Field	Values	Description
`severity`	`critical` `high` `medium` `low` `info`	Impact level
`category`	e.g. `dependency-pinning`, `secret-exposure`	Finding type
`description`	string	Human-readable description
`remediation`	string	Steps the developer should take
`status`	`open` `acknowledged` `resolved`	Current state

Finding severities

Severity	Effect on score
`critical`	Fails the pipeline; no badge is issued
`high`	Large score deduction; may prevent Standard/Premium
`medium`	Moderate score deduction
`low`	Small score deduction
`info`	No score impact; informational only

Note

A critical finding means the agent cannot receive any badge. It will not appear in marketplace search results until the developer resolves the finding and triggers a re-verification.

Continuous verification

Trust scores are not one-time. Sentinel re-runs the pipeline automatically when:

The agent publishes a new version
A dependency releases a security advisory affecting a pinned version
90 days elapse since the last full run (scheduled re-verification)

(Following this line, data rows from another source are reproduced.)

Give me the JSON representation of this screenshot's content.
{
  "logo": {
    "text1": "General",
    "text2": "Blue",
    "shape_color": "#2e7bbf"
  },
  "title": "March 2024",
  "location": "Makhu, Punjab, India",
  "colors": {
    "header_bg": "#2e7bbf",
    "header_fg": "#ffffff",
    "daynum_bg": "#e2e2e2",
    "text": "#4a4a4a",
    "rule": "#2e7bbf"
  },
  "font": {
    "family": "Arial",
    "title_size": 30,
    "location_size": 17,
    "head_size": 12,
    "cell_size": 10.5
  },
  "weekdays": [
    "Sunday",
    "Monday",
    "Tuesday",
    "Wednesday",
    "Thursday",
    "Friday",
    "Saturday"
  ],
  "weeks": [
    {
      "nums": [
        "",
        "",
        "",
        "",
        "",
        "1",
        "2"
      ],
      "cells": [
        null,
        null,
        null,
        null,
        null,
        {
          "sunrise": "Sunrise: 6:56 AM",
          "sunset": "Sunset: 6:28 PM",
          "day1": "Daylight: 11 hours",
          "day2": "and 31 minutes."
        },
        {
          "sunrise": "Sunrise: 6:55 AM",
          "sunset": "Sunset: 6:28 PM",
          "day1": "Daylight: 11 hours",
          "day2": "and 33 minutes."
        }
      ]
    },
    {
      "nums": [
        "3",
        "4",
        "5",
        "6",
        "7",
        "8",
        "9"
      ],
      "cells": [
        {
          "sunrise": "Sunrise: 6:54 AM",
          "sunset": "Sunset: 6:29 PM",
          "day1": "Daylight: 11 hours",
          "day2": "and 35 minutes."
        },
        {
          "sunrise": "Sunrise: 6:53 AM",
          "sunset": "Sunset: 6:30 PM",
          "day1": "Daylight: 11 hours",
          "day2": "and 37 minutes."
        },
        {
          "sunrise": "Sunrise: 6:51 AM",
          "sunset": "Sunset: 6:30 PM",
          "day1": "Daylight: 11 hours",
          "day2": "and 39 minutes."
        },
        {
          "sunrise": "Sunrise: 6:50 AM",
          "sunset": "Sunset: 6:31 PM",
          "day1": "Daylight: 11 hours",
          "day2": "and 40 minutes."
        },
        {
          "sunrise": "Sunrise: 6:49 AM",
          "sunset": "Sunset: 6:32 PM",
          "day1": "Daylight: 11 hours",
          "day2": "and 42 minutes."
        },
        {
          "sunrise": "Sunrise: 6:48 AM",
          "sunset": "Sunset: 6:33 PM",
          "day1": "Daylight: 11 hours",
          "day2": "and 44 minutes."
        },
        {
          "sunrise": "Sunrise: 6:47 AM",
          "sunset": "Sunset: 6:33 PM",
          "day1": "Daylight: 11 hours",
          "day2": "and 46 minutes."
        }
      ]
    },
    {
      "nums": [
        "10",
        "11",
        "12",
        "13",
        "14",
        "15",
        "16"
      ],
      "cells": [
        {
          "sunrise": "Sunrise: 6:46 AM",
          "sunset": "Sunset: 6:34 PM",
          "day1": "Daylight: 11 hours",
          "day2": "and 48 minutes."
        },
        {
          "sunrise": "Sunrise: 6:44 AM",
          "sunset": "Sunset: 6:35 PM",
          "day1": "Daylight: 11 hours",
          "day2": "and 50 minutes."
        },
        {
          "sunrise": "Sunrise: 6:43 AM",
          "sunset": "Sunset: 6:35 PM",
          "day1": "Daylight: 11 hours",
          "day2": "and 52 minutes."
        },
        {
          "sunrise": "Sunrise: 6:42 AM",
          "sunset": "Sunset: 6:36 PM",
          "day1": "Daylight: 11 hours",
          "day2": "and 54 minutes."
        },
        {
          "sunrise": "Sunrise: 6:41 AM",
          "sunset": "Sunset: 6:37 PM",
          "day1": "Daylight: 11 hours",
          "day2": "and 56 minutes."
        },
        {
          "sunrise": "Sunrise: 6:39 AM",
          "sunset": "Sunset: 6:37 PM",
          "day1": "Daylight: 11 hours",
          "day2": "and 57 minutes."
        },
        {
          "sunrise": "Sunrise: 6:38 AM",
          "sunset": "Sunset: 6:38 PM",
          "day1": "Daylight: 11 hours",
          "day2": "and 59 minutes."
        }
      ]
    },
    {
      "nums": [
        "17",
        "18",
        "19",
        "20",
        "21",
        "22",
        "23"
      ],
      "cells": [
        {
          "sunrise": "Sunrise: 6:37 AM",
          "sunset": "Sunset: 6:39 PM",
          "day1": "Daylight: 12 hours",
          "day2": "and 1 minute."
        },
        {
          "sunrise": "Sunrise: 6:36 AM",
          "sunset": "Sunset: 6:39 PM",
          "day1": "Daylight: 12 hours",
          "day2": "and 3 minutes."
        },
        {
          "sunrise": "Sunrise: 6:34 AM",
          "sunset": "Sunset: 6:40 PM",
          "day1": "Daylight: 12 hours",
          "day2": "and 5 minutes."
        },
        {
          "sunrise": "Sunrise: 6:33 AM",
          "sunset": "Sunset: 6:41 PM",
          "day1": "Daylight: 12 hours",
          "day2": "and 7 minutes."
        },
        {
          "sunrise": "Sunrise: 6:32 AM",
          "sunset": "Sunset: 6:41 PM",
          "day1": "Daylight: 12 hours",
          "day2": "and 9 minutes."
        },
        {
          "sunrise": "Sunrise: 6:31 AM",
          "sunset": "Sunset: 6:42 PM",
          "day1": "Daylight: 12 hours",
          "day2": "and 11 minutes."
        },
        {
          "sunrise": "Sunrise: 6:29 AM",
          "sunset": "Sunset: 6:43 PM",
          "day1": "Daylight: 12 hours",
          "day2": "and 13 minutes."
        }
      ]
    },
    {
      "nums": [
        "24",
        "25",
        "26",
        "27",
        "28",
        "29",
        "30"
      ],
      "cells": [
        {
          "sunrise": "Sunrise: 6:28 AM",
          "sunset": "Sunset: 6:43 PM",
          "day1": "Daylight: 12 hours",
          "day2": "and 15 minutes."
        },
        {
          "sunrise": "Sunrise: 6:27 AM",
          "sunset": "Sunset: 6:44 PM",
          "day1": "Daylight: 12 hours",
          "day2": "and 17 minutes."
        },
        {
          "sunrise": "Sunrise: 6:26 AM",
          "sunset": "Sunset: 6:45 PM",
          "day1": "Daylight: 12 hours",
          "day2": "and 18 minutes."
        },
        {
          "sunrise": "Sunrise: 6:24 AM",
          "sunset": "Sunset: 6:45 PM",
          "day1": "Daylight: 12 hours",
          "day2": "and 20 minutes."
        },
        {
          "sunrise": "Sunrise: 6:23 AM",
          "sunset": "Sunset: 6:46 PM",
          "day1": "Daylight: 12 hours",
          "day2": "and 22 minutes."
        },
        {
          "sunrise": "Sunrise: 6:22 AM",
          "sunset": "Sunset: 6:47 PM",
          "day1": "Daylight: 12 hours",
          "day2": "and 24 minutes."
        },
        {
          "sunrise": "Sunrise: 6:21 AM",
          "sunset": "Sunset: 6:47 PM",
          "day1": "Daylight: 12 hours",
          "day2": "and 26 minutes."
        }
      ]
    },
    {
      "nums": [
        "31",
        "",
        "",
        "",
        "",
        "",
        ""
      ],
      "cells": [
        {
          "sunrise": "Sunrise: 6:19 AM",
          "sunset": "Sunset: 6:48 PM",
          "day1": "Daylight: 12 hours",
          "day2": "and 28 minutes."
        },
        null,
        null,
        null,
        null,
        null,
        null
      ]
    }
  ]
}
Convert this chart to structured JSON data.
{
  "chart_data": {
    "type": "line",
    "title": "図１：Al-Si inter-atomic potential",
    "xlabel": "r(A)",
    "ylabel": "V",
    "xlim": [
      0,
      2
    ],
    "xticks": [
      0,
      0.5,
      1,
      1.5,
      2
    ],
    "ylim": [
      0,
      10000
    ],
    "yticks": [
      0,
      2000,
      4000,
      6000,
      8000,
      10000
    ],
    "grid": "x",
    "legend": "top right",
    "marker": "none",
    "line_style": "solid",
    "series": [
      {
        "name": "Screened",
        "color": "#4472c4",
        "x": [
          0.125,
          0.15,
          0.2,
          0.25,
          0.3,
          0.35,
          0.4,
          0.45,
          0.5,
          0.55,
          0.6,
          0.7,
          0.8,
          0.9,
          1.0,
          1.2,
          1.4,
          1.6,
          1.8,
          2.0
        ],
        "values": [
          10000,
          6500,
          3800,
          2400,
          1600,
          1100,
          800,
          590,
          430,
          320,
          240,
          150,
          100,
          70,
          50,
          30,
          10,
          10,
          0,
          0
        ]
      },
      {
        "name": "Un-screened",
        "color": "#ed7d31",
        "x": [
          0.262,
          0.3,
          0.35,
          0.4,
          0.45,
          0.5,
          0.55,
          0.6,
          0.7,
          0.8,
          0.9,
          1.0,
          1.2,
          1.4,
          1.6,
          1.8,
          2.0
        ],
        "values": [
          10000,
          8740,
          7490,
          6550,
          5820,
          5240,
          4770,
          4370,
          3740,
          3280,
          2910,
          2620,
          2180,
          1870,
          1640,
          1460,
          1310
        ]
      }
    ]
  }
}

The next_verification field in the report tells you when the next scheduled run is due.

When a score changes, Sentinel sends a trust_score.updated webhook event and updates the badge on the marketplace listing in real time.

Rubric versioning

The scoring rubric is versioned (format: YYYY.N). Each report records the rubric_version it was computed against. When the rubric changes, Sentinel publishes a changelog and re-runs all agents on the new version within 30 days.

Weight changes require an RFC and a 30-day comment period before they take effect.